There are certain conditions that must be met by anybody hoping to be considered for that honor. “The author and the annotator might be a good fit intellectually,” Jackson rules, “... or they might be contemporaries with comparable social backgrounds; or they might be experts in the same field. The common features themselves are less important than the ends that common features are expected to achieve, namely a competent and fair reading, or what Coleridge called `genial’ criticism—criticism written in the spirit of the original.” Who answers these requirements? Gibbon, perhaps. His notes, like Keats’s, exhibit what is here called “creative symbiosis”: both parties, author and commentator, are changed by the encounter.
Jackson also mentions for praise Northrop Frye’s notes on Bunyan and notes in two copies of Marianne Moore’s Selected Poems (1935), though the ones that she adduces are not impressive, being mostly unargued commendations.

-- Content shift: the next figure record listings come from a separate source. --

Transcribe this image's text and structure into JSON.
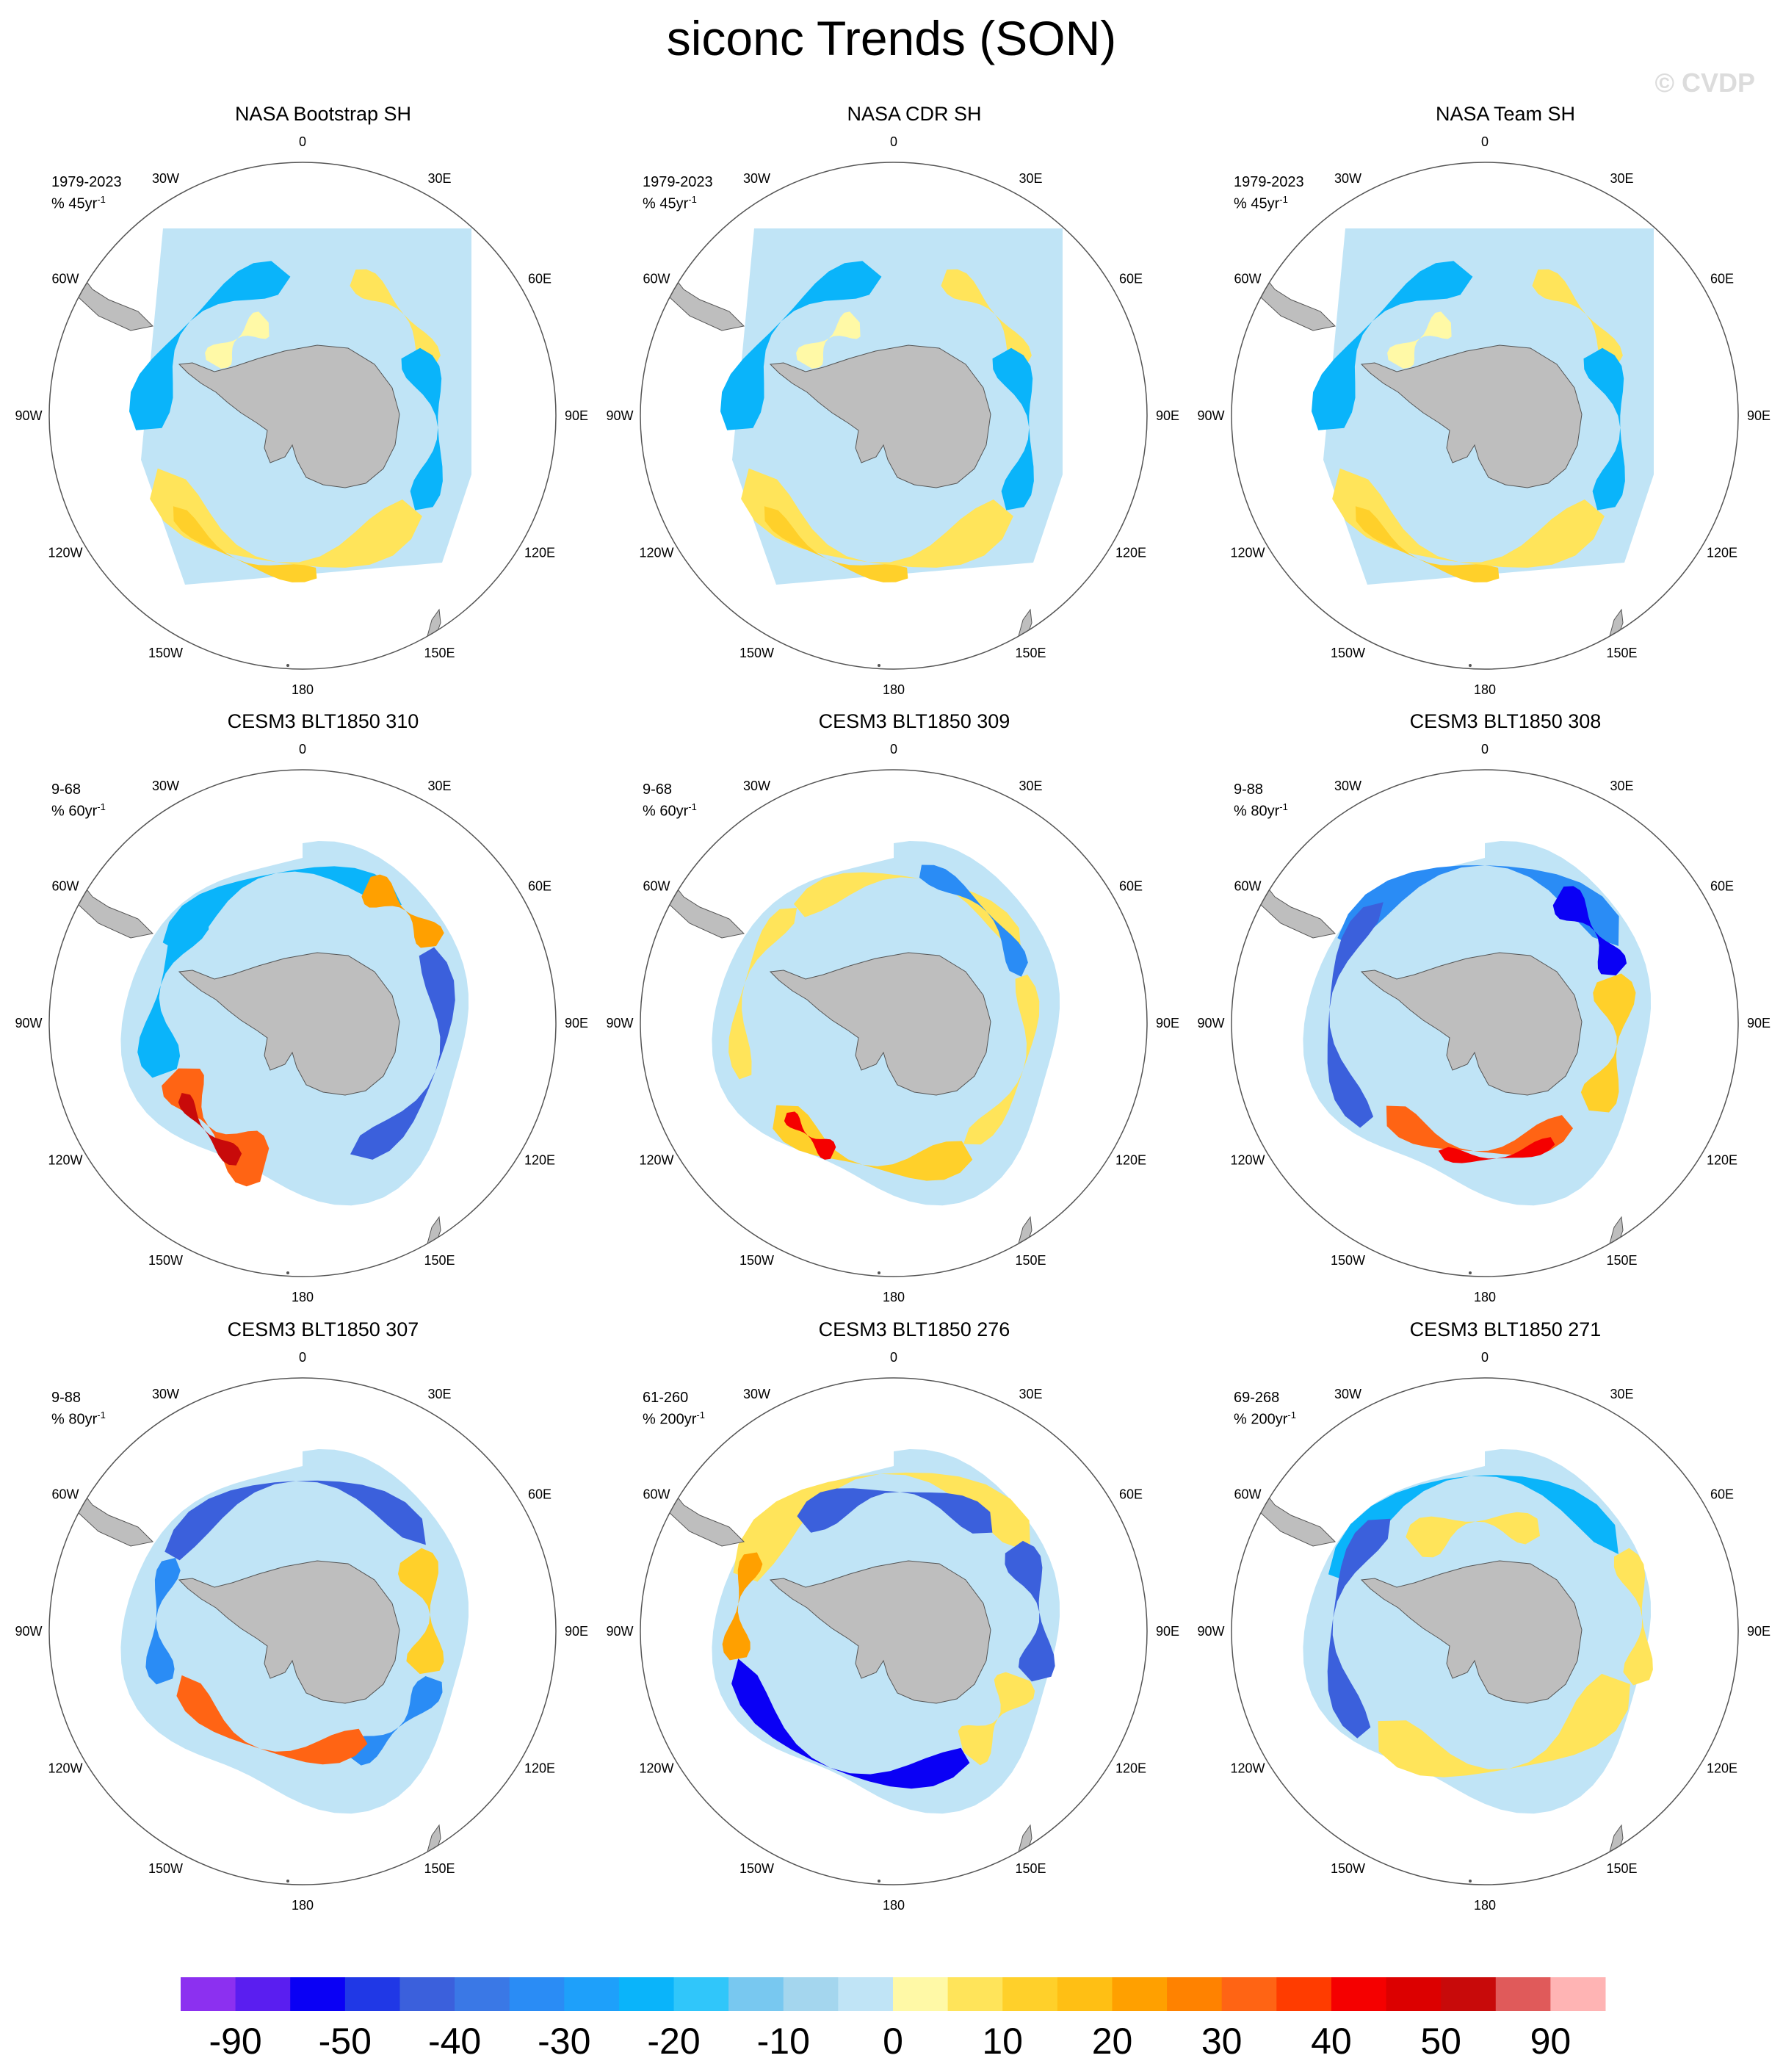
{
  "header": {
    "title": "siconc Trends (SON)",
    "watermark": "© CVDP"
  },
  "panels": [
    {
      "title": "NASA Bootstrap SH",
      "period": "1979-2023",
      "units": "% 45yr",
      "pattern": "obs1"
    },
    {
      "title": "NASA CDR SH",
      "period": "1979-2023",
      "units": "% 45yr",
      "pattern": "obs2"
    },
    {
      "title": "NASA Team SH",
      "period": "1979-2023",
      "units": "% 45yr",
      "pattern": "obs3"
    },
    {
      "title": "CESM3 BLT1850 310",
      "period": "9-68",
      "units": "% 60yr",
      "pattern": "m310"
    },
    {
      "title": "CESM3 BLT1850 309",
      "period": "9-68",
      "units": "% 60yr",
      "pattern": "m309"
    },
    {
      "title": "CESM3 BLT1850 308",
      "period": "9-88",
      "units": "% 80yr",
      "pattern": "m308"
    },
    {
      "title": "CESM3 BLT1850 307",
      "period": "9-88",
      "units": "% 80yr",
      "pattern": "m307"
    },
    {
      "title": "CESM3 BLT1850 276",
      "period": "61-260",
      "units": "% 200yr",
      "pattern": "m276"
    },
    {
      "title": "CESM3 BLT1850 271",
      "period": "69-268",
      "units": "% 200yr",
      "pattern": "m271"
    }
  ],
  "units_superscript": "-1",
  "longitude_labels": [
    "0",
    "30E",
    "60E",
    "90E",
    "120E",
    "150E",
    "180",
    "150W",
    "120W",
    "90W",
    "60W",
    "30W"
  ],
  "colorbar": {
    "colors": [
      "#8c30f0",
      "#5a1ef0",
      "#0a00f5",
      "#2038e6",
      "#3b60dc",
      "#3a78e6",
      "#2a8cf5",
      "#1ea0fa",
      "#0ab4fa",
      "#30c6fa",
      "#78c8f0",
      "#a4d6ee",
      "#c0e4f6",
      "#fff9a6",
      "#ffe45a",
      "#ffd02a",
      "#ffbf14",
      "#ffa000",
      "#ff8200",
      "#ff6414",
      "#ff3c00",
      "#f50000",
      "#dc0000",
      "#c80a0a",
      "#e05a5a",
      "#ffb4b4"
    ],
    "labels": [
      "-90",
      "-50",
      "-40",
      "-30",
      "-20",
      "-10",
      "0",
      "10",
      "20",
      "30",
      "40",
      "50",
      "90"
    ]
  }
}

She is a little worried that the most admired marginalia should be by such famous commentators, and to compensate for this elitism her book is crammed with instances of the work of less illustrious persons. Yet these examples, she suggests, are the merest sampling. If we all made an effort, we could greatly improve our knowledge of marginalia, and go deeper into the social and psychological conditions that favor their production. In this way we could contribute to the fashionable academic preoccupation with the history of reading. The qualities for which we should be looking are intelligibility, relevance, honesty, “certified expertise,” information that will help a later reader to make better judgments, and a good “symbiotic” match between the two parties.

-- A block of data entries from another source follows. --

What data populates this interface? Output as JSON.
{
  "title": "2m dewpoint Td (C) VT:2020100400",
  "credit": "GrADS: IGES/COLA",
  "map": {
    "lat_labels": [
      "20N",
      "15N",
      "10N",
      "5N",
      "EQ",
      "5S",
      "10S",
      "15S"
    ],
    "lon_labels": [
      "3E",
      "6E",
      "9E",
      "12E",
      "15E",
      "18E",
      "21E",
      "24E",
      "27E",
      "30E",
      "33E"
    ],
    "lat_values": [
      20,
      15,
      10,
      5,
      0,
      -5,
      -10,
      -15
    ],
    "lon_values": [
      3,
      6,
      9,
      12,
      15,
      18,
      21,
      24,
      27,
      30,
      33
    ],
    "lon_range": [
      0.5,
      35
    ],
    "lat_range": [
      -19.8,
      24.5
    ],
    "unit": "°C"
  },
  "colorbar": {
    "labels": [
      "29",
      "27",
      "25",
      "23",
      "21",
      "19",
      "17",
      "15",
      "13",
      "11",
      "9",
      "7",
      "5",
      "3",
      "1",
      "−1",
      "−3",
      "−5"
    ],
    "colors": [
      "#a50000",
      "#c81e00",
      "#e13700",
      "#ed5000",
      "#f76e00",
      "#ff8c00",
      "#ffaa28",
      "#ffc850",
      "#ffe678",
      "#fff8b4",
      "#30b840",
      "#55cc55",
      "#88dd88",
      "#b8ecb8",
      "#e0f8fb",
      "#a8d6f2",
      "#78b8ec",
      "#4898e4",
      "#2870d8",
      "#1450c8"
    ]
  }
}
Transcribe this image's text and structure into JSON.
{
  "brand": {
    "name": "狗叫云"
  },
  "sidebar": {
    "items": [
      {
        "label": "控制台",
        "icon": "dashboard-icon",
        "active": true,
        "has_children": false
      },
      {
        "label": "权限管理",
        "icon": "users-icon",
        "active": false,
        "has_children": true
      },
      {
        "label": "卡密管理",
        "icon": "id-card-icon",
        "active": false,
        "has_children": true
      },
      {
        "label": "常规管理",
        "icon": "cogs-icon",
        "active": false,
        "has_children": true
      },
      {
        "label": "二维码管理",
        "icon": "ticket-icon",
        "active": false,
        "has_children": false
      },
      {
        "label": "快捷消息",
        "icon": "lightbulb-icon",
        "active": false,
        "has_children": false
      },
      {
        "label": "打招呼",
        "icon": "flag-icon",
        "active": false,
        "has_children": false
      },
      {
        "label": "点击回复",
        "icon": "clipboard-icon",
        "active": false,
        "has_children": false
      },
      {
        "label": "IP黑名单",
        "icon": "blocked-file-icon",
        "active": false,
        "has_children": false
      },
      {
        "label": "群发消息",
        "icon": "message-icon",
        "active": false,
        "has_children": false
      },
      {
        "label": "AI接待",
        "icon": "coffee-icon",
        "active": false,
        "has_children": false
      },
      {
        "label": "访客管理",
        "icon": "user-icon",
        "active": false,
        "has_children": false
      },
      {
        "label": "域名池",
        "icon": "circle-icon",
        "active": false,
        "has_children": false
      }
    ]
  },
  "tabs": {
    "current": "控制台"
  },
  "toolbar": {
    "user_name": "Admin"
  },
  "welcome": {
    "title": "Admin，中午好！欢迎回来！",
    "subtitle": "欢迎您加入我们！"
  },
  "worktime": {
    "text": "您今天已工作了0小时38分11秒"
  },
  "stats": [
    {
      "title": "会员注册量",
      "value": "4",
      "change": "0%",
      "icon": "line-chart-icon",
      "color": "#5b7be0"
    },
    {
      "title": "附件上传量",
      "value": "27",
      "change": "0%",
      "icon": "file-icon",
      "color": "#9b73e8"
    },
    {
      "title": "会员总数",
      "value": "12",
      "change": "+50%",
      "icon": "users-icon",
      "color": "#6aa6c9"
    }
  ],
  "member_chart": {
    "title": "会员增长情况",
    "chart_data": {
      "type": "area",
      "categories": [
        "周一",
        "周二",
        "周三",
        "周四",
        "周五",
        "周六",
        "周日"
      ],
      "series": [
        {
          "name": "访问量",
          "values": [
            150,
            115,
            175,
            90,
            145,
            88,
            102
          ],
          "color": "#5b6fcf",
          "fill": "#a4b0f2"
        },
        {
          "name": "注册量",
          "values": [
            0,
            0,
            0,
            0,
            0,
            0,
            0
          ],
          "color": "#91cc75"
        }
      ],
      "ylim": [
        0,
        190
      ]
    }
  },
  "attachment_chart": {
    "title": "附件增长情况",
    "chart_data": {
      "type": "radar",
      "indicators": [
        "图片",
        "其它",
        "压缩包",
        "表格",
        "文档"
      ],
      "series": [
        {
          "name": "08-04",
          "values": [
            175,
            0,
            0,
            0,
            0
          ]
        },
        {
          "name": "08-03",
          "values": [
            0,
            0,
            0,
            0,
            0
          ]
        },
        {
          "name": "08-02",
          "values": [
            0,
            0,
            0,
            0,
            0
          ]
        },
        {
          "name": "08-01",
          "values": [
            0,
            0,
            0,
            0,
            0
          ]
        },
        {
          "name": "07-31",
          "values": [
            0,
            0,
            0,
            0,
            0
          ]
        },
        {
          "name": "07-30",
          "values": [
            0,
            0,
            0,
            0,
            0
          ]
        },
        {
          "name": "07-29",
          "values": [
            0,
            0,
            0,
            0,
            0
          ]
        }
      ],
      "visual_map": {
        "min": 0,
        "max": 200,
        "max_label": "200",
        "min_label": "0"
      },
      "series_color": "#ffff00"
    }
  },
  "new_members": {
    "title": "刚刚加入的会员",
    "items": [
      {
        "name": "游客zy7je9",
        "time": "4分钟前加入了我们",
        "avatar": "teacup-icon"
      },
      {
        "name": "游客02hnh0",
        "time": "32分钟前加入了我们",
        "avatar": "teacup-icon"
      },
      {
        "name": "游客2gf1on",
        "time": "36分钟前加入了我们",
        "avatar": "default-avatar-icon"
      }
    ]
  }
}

In an afterword, Jackson pleads for a reformation in our ways of dealing with marginalia. Access to them must be facilitated. They must be zealously preserved. Catalogues should indicate their presence. Different types of marginalia should be registered, and bibliographers are urged not to neglect them. Given a choice, one should always use an annotated copy. Thought should be given to the question of how these glosses can best be published, with special care taken not to give them the appearance of taking precedence over the original text. Publishers also should bear in mind the needs of annotators, though Jackson here adds that small margins do not deter them—a remark that surely deserves a marginal query itself. We should share our notes with friends, in the best eighteenth-century manner. If conventional books are going out, never mind: software is available for annotating their electronic successors.

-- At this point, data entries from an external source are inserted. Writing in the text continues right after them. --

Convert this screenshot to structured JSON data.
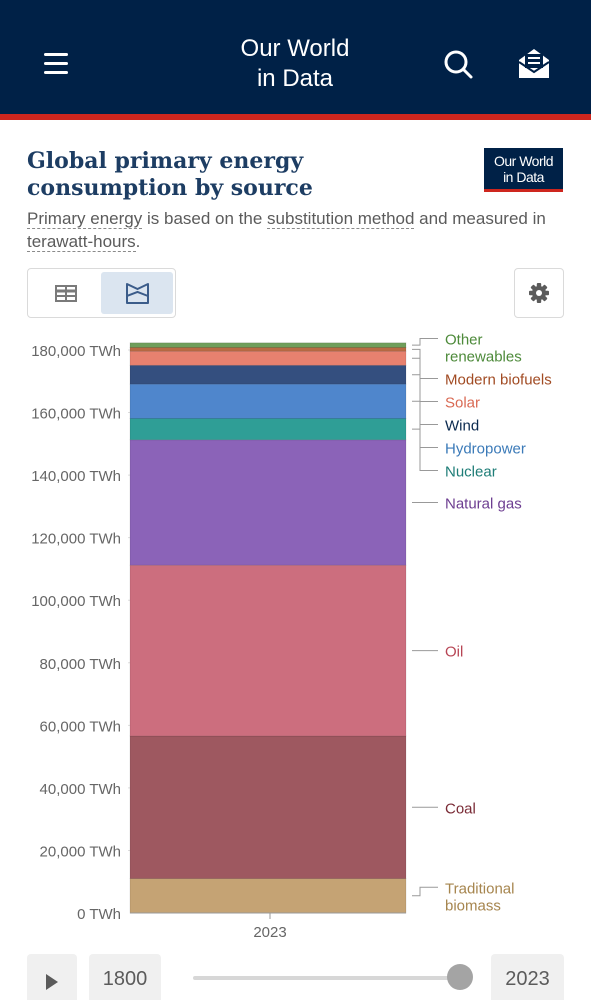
{
  "header": {
    "brand_line1": "Our World",
    "brand_line2": "in Data"
  },
  "logo": {
    "line1": "Our World",
    "line2": "in Data"
  },
  "title": "Global primary energy consumption by source",
  "subtitle": {
    "link1": "Primary energy",
    "text1": " is based on the ",
    "link2": "substitution method",
    "text2": " and measured in ",
    "link3": "terawatt-hours",
    "text3": "."
  },
  "timeline": {
    "start_year": "1800",
    "end_year": "2023",
    "position": 1.0
  },
  "colors": {
    "header_bg": "#002147",
    "accent_red": "#ce261e",
    "title": "#1d3d63"
  },
  "chart_data": {
    "type": "bar",
    "stacked": true,
    "categories": [
      "2023"
    ],
    "ylim": [
      0,
      180000
    ],
    "y_ticks": [
      "0 TWh",
      "20,000 TWh",
      "40,000 TWh",
      "60,000 TWh",
      "80,000 TWh",
      "100,000 TWh",
      "120,000 TWh",
      "140,000 TWh",
      "160,000 TWh",
      "180,000 TWh"
    ],
    "y_tick_values": [
      0,
      20000,
      40000,
      60000,
      80000,
      100000,
      120000,
      140000,
      160000,
      180000
    ],
    "grid": true,
    "series": [
      {
        "name": "Traditional biomass",
        "values": [
          11000
        ],
        "color": "#c5a374",
        "label_color": "#a6854e",
        "label_lines": [
          "Traditional",
          "biomass"
        ]
      },
      {
        "name": "Coal",
        "values": [
          45600
        ],
        "color": "#9e5860",
        "label_color": "#7a2b36",
        "label_lines": [
          "Coal"
        ]
      },
      {
        "name": "Oil",
        "values": [
          54600
        ],
        "color": "#cc6e7e",
        "label_color": "#b74554",
        "label_lines": [
          "Oil"
        ]
      },
      {
        "name": "Natural gas",
        "values": [
          40100
        ],
        "color": "#8b63b8",
        "label_color": "#6d3e91",
        "label_lines": [
          "Natural gas"
        ]
      },
      {
        "name": "Nuclear",
        "values": [
          6800
        ],
        "color": "#2f9e96",
        "label_color": "#1e7d77",
        "label_lines": [
          "Nuclear"
        ]
      },
      {
        "name": "Hydropower",
        "values": [
          11000
        ],
        "color": "#4f86cc",
        "label_color": "#3b7ab8",
        "label_lines": [
          "Hydropower"
        ]
      },
      {
        "name": "Wind",
        "values": [
          6000
        ],
        "color": "#344f7f",
        "label_color": "#0b2a4f",
        "label_lines": [
          "Wind"
        ]
      },
      {
        "name": "Solar",
        "values": [
          4500
        ],
        "color": "#e7816f",
        "label_color": "#d96a54",
        "label_lines": [
          "Solar"
        ]
      },
      {
        "name": "Modern biofuels",
        "values": [
          1200
        ],
        "color": "#b86a43",
        "label_color": "#a14b23",
        "label_lines": [
          "Modern biofuels"
        ]
      },
      {
        "name": "Other renewables",
        "values": [
          1500
        ],
        "color": "#6f9e5b",
        "label_color": "#4d8a3a",
        "label_lines": [
          "Other",
          "renewables"
        ]
      }
    ]
  }
}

Jackson thinks of almost everything. Perhaps some foundation will fund an enormous scholarly program on marginalia, with a team under her efficient direction. Or perhaps it can be done better by hard-reading freelance reviewers and lecturers. Whatever the future holds, we can say with confidence that Jackson’s Marginalia has done for marginalia what Anthony Grafton’s The Footnote did for footnotes. Henceforth we should all take a more informed interest in the scribbles that we find inside many battered books. The scribbles may be riches.